SS "10"YARDIM EDİN

659 73 8
                                    

Bölüm düzenlenmiştir.

Alp buradaydı. Acaba ne işi vardı burada Alp'in. Derin bir nefes alıp Alp'in yanına gittim.
- Ne yapıyorsun burada?
- İş yerinde çok acil bir iş çıktı babam la baban oraya gittiler annemgilde hastanenin kafeteryasına indiler bende burada bekliyorum dedi. Tamam dermiş gibi kafamı salladım yaklaşık on dakika hiç konuşmadık sessizliği bozan hemşirenin o bağırması oldu:
- Hemen doktor beyi çağırın hemen, hastayı kaybediyoruz.
Bu dediği kişi abim olamazdı herhalde. Olmamalıydı. Hemen Keremin olduğu tarafa gittim  hemşireler telaşlı bir şekilde abimin odasında koşturuyorlar.

Alp e baktığımda yüzüme bakıp geri kafasını indirdi. Hayır ya kereme birşey olamazdı. O arada doktor içeri girdi o elektra şok denilen aleti hazırladılar ve kereme değdirdiler kerem havaya yükselip geri yatağa düştü.

Dizlerimin üzerine çöküp
- Yardım edin diye bağırmaya başladım. Normalde bir erkeğin gözü önünde ağlamayı sevmezdim ama göz yaşlarımı tutamadım ağladım, bağırdım. Ona bişey olamaz biz daha yeni barıştık. Ona daha abi bile diyemedim. Onunla abi kardeş gibi gezemedik ki daha, şimdi beni bırakıp gitmesi ne kadar doğru. Ona bi şey olmamalı.

Alp de dizlerinin üstüne çöktü ve bana "Sakin ol " dedi.
Kolaymı sanıyordu bu durumda sakin olmayı abim ölüyordu ya, abim ölüyordu. Sesimi azalttım yere tamamen oturup yüzümü kapattım ve sessizce ağlamaya devam ettim.

Yakın birinin ölmesinin ne demek olduğunu tam bilmezdim. Zaten kendi halinde küçük bir ailem vardı ve daha hiçbiri ölmemişti. Şimdi Kerem ölemezdi. Ölmemeliydi.

Bir iki dakika böyle durdum sonra doktorun dışarı çıkmasıyla ayağa kalktım doktor yanımıza geldi ve
- Hayati tehlikeyi hala atlatamadı yeniden bir ameliyat gerekebilir dedi ve gitti.
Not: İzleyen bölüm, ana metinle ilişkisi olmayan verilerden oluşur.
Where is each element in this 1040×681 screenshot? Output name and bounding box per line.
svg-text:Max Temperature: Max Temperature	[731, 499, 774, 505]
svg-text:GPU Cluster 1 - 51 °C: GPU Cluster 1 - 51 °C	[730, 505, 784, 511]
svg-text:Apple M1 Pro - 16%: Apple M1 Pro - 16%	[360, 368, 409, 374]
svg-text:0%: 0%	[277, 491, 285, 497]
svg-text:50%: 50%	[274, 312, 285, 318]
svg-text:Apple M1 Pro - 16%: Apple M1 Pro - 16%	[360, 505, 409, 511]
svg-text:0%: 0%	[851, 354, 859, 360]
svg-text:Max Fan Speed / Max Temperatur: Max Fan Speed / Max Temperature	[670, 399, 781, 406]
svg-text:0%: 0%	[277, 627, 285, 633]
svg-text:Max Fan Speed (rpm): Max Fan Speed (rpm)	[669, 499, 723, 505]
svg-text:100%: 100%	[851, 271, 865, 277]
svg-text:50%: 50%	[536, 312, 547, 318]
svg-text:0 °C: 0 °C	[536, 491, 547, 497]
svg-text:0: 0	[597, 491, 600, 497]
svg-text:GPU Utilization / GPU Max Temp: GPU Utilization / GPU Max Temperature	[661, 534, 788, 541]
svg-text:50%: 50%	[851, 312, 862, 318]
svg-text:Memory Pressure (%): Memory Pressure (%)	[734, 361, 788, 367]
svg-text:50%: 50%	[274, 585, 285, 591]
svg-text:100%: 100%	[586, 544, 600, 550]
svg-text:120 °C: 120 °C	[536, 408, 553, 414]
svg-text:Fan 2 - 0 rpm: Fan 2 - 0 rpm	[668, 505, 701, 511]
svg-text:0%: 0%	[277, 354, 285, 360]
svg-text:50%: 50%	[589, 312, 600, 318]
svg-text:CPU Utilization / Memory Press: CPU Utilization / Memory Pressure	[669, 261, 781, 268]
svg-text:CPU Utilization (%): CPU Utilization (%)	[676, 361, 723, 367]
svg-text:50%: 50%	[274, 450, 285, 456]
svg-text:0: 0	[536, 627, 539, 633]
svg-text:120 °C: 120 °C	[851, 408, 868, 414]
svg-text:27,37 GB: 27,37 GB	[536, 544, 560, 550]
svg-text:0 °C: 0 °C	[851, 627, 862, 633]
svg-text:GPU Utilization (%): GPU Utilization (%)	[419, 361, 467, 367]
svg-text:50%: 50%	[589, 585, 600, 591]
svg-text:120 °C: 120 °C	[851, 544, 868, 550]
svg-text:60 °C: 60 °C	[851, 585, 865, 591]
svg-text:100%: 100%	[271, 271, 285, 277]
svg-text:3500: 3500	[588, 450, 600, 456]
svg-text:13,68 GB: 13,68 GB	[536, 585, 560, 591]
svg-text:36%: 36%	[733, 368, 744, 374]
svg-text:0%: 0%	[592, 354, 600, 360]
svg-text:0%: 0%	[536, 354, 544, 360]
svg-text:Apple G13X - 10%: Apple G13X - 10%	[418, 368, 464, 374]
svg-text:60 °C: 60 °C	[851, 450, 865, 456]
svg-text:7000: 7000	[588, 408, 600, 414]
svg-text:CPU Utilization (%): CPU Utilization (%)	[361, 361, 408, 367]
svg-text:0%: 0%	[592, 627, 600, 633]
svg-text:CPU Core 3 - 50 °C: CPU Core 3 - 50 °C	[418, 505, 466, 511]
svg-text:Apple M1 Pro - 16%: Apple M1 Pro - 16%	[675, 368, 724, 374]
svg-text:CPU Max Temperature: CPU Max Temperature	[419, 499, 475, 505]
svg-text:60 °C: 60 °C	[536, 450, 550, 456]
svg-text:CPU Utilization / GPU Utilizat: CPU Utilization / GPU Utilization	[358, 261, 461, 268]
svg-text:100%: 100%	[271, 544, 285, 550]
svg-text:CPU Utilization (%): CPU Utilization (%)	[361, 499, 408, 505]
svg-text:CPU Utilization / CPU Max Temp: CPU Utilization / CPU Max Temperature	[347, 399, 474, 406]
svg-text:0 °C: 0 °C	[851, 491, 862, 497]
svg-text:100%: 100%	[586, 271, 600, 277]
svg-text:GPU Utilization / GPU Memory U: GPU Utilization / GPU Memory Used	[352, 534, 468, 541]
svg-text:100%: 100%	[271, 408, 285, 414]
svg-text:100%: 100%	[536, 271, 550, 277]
Yine göz yaşlarım ben fark etmeden akmaya başlamıştı. Alp:
- Herşeyin güzel olacağına inan başka birşey düşünme abin iyi olacak dedi.
Alp e sarılıp hıçkıra hıçkıra ağlamak istiyordum çünkü beni ayakta tutacak bi omuza ihtiyacım vardı ama yapamadım .

O sırada annemle seda teyze-  Alpin annesi - geldi annem ağladığımı gördü ve
- Ne oldu kızım dedi. Olanları anlattım. Annem de ağlamaya başlamıştı anneme sıkı sıkı sarıldım ve bende ağladım.
Annem kendini toparladı ve - Alp Ela'yı alıp dışarı çıkarırmısın dedi. Alp olur dermişcesine kafasını sallarken ben tam zıttı olarak hayır dedim. Annem
- Hadi Eka sadece hava almak için. Ben birşey olursa sana haber veririm dedi. Annem zaten üzgündü ve onu daha çok üzmek istemiyordum.
Benimde tamam demem üzerine hastanenin bahçesine indik.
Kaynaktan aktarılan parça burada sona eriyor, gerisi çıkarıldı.